= Feel Desain =

Italian blog

Feel Desain is a blog aimed at the creative industries. It features general articles, inspiration, and visual communications related to categories including Adv, Architecture, Art, Design, Digital, Photography, Events, Fashion & Graphic Design, and also runs giveaways of selected products for readers.

Based in Turin, the online magazine has a particular focus on Italian products, designers and artists, but also regularly publishes articles about other projects from around the world. The articles are written in English.

Feel Desain also has a section called 8 Questions With..., featuring interviews with influential people in the world of creativity and design, such as founder of Red Dot, Peter Zec, architect Carlo Ratti, and illustrators such Elisa Talentino and Fernando Cobelo.

In 2014 Feel Desain released its first paper magazine called Feel, while in May 2018 the second issue was launched during Forward Festivals in Munich, Germany, with 2,000 visitors and more than 40 speakers.

== History ==

Feel Desain was launched on 10 September 2010 by creatives Luciano Aiello and Marco Gallo, who aimed to make a creative community, and inspire others to make their way in the world of creativity.

On 4 December 2011, Feel Desain became a contributor to the blog section of La Stampa online, where Luciano Aiello, Marco Gallo and Rossella Quaranta are responsible for maintaining a section named Istantanee.

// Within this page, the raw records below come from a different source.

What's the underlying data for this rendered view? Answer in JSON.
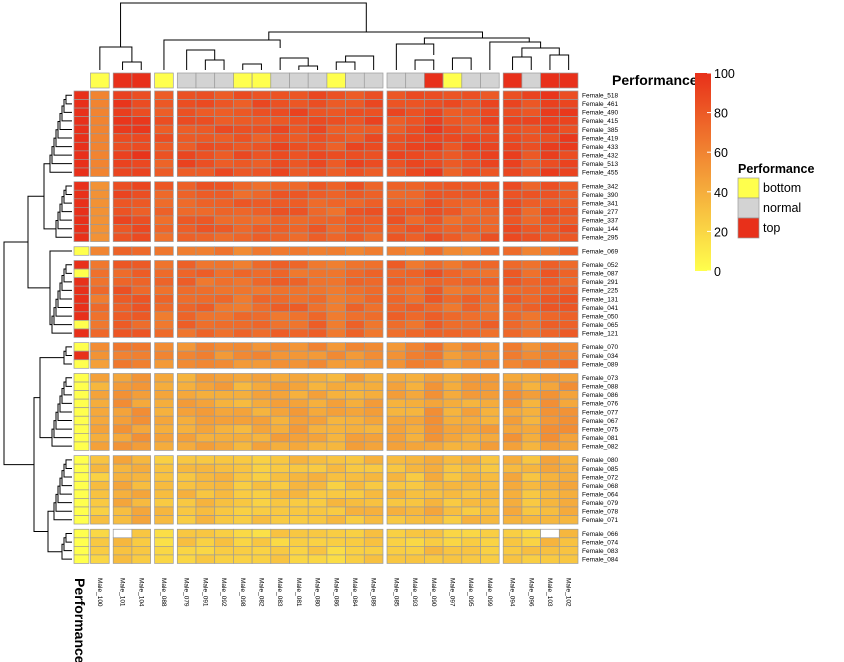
{
  "chart_data": {
    "type": "heatmap",
    "title": "",
    "columns": [
      "Male_100",
      "Male_101",
      "Male_104",
      "Male_088",
      "Male_079",
      "Male_091",
      "Male_092",
      "Male_098",
      "Male_082",
      "Male_083",
      "Male_081",
      "Male_080",
      "Male_086",
      "Male_084",
      "Male_089",
      "Male_085",
      "Male_093",
      "Male_090",
      "Male_097",
      "Male_095",
      "Male_099",
      "Male_094",
      "Male_096",
      "Male_103",
      "Male_102"
    ],
    "column_performance": [
      "bottom",
      "top",
      "top",
      "bottom",
      "normal",
      "normal",
      "normal",
      "bottom",
      "bottom",
      "normal",
      "normal",
      "normal",
      "bottom",
      "normal",
      "normal",
      "normal",
      "normal",
      "top",
      "bottom",
      "normal",
      "normal",
      "top",
      "normal",
      "top",
      "top"
    ],
    "column_splits_after": [
      0,
      2,
      3,
      14,
      20
    ],
    "rows": [
      "Female_518",
      "Female_461",
      "Female_490",
      "Female_415",
      "Female_385",
      "Female_419",
      "Female_433",
      "Female_432",
      "Female_513",
      "Female_455",
      "Female_342",
      "Female_390",
      "Female_341",
      "Female_277",
      "Female_337",
      "Female_144",
      "Female_295",
      "Female_069",
      "Female_052",
      "Female_087",
      "Female_291",
      "Female_225",
      "Female_131",
      "Female_041",
      "Female_050",
      "Female_065",
      "Female_121",
      "Female_070",
      "Female_034",
      "Female_089",
      "Female_073",
      "Female_088",
      "Female_086",
      "Female_076",
      "Female_077",
      "Female_067",
      "Female_075",
      "Female_081",
      "Female_082",
      "Female_080",
      "Female_085",
      "Female_072",
      "Female_068",
      "Female_064",
      "Female_079",
      "Female_078",
      "Female_071",
      "Female_066",
      "Female_074",
      "Female_083",
      "Female_084"
    ],
    "row_performance": [
      "top",
      "top",
      "top",
      "top",
      "top",
      "top",
      "top",
      "top",
      "top",
      "top",
      "top",
      "top",
      "top",
      "top",
      "top",
      "top",
      "top",
      "bottom",
      "top",
      "bottom",
      "top",
      "top",
      "top",
      "top",
      "top",
      "bottom",
      "top",
      "bottom",
      "top",
      "bottom",
      "bottom",
      "bottom",
      "bottom",
      "bottom",
      "bottom",
      "bottom",
      "bottom",
      "bottom",
      "bottom",
      "bottom",
      "bottom",
      "bottom",
      "bottom",
      "bottom",
      "bottom",
      "bottom",
      "bottom",
      "bottom",
      "bottom",
      "bottom",
      "bottom"
    ],
    "row_splits_after": [
      9,
      16,
      17,
      26,
      29,
      38,
      46
    ],
    "row_cluster_levels": [
      90,
      84,
      70,
      66,
      58,
      45,
      35,
      28
    ],
    "scale": {
      "min": 0,
      "max": 100,
      "ticks": [
        0,
        20,
        40,
        60,
        80,
        100
      ]
    },
    "palette": {
      "low": "#ffff4d",
      "mid": "#f4a33a",
      "high": "#e8301a",
      "missing": "#ffffff",
      "gap": "#ffffff",
      "border": "#9a9a9a"
    },
    "annotation": {
      "title": "Performance",
      "row_label": "Performance",
      "column_label": "Performance",
      "categories": [
        {
          "key": "bottom",
          "label": "bottom",
          "color": "#ffff4d"
        },
        {
          "key": "normal",
          "label": "normal",
          "color": "#d3d3d3"
        },
        {
          "key": "top",
          "label": "top",
          "color": "#e8301a"
        }
      ]
    },
    "missing_cells": [
      [
        "Female_066",
        "Male_101"
      ],
      [
        "Female_066",
        "Male_103"
      ]
    ]
  }
}
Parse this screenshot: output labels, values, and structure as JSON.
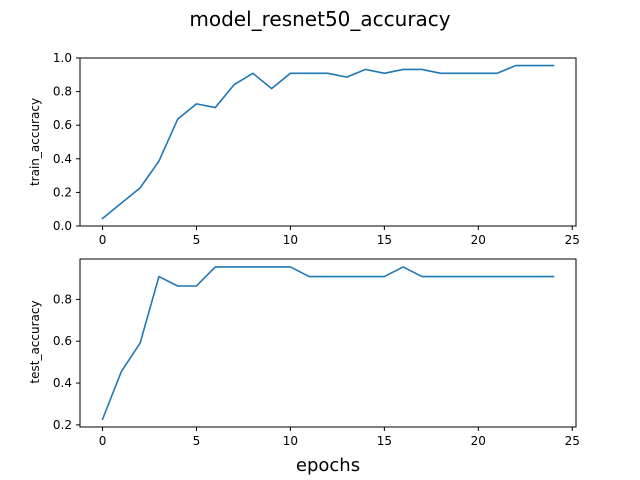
{
  "title": "model_resnet50_accuracy",
  "colors": {
    "line": "#1f77b4"
  },
  "chart_data": [
    {
      "type": "line",
      "xlabel": "",
      "ylabel": "train_accuracy",
      "xlim": [
        -1.2,
        25.2
      ],
      "ylim": [
        0.0,
        1.0
      ],
      "xticks": [
        0,
        5,
        10,
        15,
        20,
        25
      ],
      "yticks": [
        0.0,
        0.2,
        0.4,
        0.6,
        0.8,
        1.0
      ],
      "xticklabels": [
        "0",
        "5",
        "10",
        "15",
        "20",
        "25"
      ],
      "yticklabels": [
        "0.0",
        "0.2",
        "0.4",
        "0.6",
        "0.8",
        "1.0"
      ],
      "grid": false,
      "x": [
        0,
        1,
        2,
        3,
        4,
        5,
        6,
        7,
        8,
        9,
        10,
        11,
        12,
        13,
        14,
        15,
        16,
        17,
        18,
        19,
        20,
        21,
        22,
        23,
        24
      ],
      "y": [
        0.045,
        0.136,
        0.227,
        0.386,
        0.636,
        0.727,
        0.705,
        0.841,
        0.909,
        0.818,
        0.909,
        0.909,
        0.909,
        0.886,
        0.932,
        0.909,
        0.932,
        0.932,
        0.909,
        0.909,
        0.909,
        0.909,
        0.955,
        0.955,
        0.955
      ]
    },
    {
      "type": "line",
      "xlabel": "epochs",
      "ylabel": "test_accuracy",
      "xlim": [
        -1.2,
        25.2
      ],
      "ylim": [
        0.19,
        0.993
      ],
      "xticks": [
        0,
        5,
        10,
        15,
        20,
        25
      ],
      "yticks": [
        0.2,
        0.4,
        0.6,
        0.8
      ],
      "xticklabels": [
        "0",
        "5",
        "10",
        "15",
        "20",
        "25"
      ],
      "yticklabels": [
        "0.2",
        "0.4",
        "0.6",
        "0.8"
      ],
      "grid": false,
      "x": [
        0,
        1,
        2,
        3,
        4,
        5,
        6,
        7,
        8,
        9,
        10,
        11,
        12,
        13,
        14,
        15,
        16,
        17,
        18,
        19,
        20,
        21,
        22,
        23,
        24
      ],
      "y": [
        0.227,
        0.455,
        0.591,
        0.909,
        0.864,
        0.864,
        0.955,
        0.955,
        0.955,
        0.955,
        0.955,
        0.909,
        0.909,
        0.909,
        0.909,
        0.909,
        0.955,
        0.909,
        0.909,
        0.909,
        0.909,
        0.909,
        0.909,
        0.909,
        0.909
      ]
    }
  ]
}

In 2012, Feel Desain's founders started Curve Creative Studio, a communication agency based in Turin, and Feel Desain became the agency's sister company.

Feel Desain has been an official media partner of a number of international design festivals, such as Design Days Dubai, Designmonat Graz, Forward Festivals, Saudi Design Week, Torino Graphic Days, NYCxDesign and Design Miami Basel, as well as international graphic design contest Posterheroes and collaborative project Ladies, Wine & Design Turin by Jessica Walsh. Moreover, Feel Desain is part of VICE Digital Network.